Entender ciertas cosas con lentitud puede compararse, alguna que otra vez, a saborear algo cuando te gusta lo suficiente.

Desde que tengo memoria, nunca he sentido eso a lo que llaman “envidia” nunca he conocido un motivo con masa para darle significado en mi mundo, aunque lo conociera de sobra.
Pero tras años de observar, creo que se gesta en mí algo que pudiera acercarse a eso que muchos sienten.

Me gustaría poder decir a voces que envidio a la gente con mala memoria, que puede seguir su camino sepultando todos esos recuerdos que en mí quedan tan grabados que al mirarme la piel, puedo incluso olerlos.
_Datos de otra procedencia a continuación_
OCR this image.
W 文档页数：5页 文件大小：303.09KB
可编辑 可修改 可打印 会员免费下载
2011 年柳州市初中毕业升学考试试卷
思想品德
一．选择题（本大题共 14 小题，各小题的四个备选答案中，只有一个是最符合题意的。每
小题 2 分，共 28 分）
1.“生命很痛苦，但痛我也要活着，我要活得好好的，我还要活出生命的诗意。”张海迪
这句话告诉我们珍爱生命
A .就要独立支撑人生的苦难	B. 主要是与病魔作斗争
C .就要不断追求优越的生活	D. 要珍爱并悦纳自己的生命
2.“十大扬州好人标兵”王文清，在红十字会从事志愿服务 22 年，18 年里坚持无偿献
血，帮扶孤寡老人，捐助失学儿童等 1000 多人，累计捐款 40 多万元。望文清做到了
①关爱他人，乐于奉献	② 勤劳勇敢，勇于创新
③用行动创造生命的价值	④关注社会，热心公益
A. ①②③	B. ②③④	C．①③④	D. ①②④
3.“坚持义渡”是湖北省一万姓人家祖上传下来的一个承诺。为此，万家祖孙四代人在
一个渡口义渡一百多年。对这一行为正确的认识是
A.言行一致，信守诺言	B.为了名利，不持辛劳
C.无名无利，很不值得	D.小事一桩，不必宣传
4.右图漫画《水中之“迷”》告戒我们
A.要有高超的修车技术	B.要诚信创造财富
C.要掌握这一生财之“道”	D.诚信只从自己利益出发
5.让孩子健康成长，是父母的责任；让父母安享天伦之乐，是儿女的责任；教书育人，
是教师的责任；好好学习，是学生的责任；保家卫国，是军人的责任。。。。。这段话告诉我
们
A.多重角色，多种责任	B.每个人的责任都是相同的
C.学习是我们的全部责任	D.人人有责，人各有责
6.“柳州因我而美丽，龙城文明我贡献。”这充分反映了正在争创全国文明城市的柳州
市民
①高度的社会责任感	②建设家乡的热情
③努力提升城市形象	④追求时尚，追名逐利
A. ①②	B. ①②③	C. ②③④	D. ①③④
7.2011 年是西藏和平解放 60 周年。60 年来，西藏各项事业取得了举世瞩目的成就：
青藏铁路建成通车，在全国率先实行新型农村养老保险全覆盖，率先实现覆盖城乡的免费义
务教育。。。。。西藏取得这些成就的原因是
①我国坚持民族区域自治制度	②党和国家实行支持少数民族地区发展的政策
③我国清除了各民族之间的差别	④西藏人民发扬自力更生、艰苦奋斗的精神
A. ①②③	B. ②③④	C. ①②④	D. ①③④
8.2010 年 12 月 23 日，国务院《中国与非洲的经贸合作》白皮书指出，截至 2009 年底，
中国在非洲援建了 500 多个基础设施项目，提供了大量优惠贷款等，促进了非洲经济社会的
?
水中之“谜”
Podría envidiar también la ignorancia que se necesita para curarse en sociedad de los tormentos que asaltan a una mente que piensa demasiado en soledad.

Otra de esas cosas que siempre me he fijado es como la gente acepta e inserta bazofia en sus mentes, llega por la televisión, comentarios y argumentos que son buena carnada en discusiones triviales.

Me gustaría poder envidiar a la gente que vive rápido, que sabe estar en el instante sin que su mente se volatilice en mil pedazos de realidad distintos y poder saborear cada uno de los tonos que se me ofrecen, pero por desgracia, algunos tenemos la condena de precipitarnos al mundo que hemos ido creando sin cesar desde que nuestra memoria comenzó a sentir.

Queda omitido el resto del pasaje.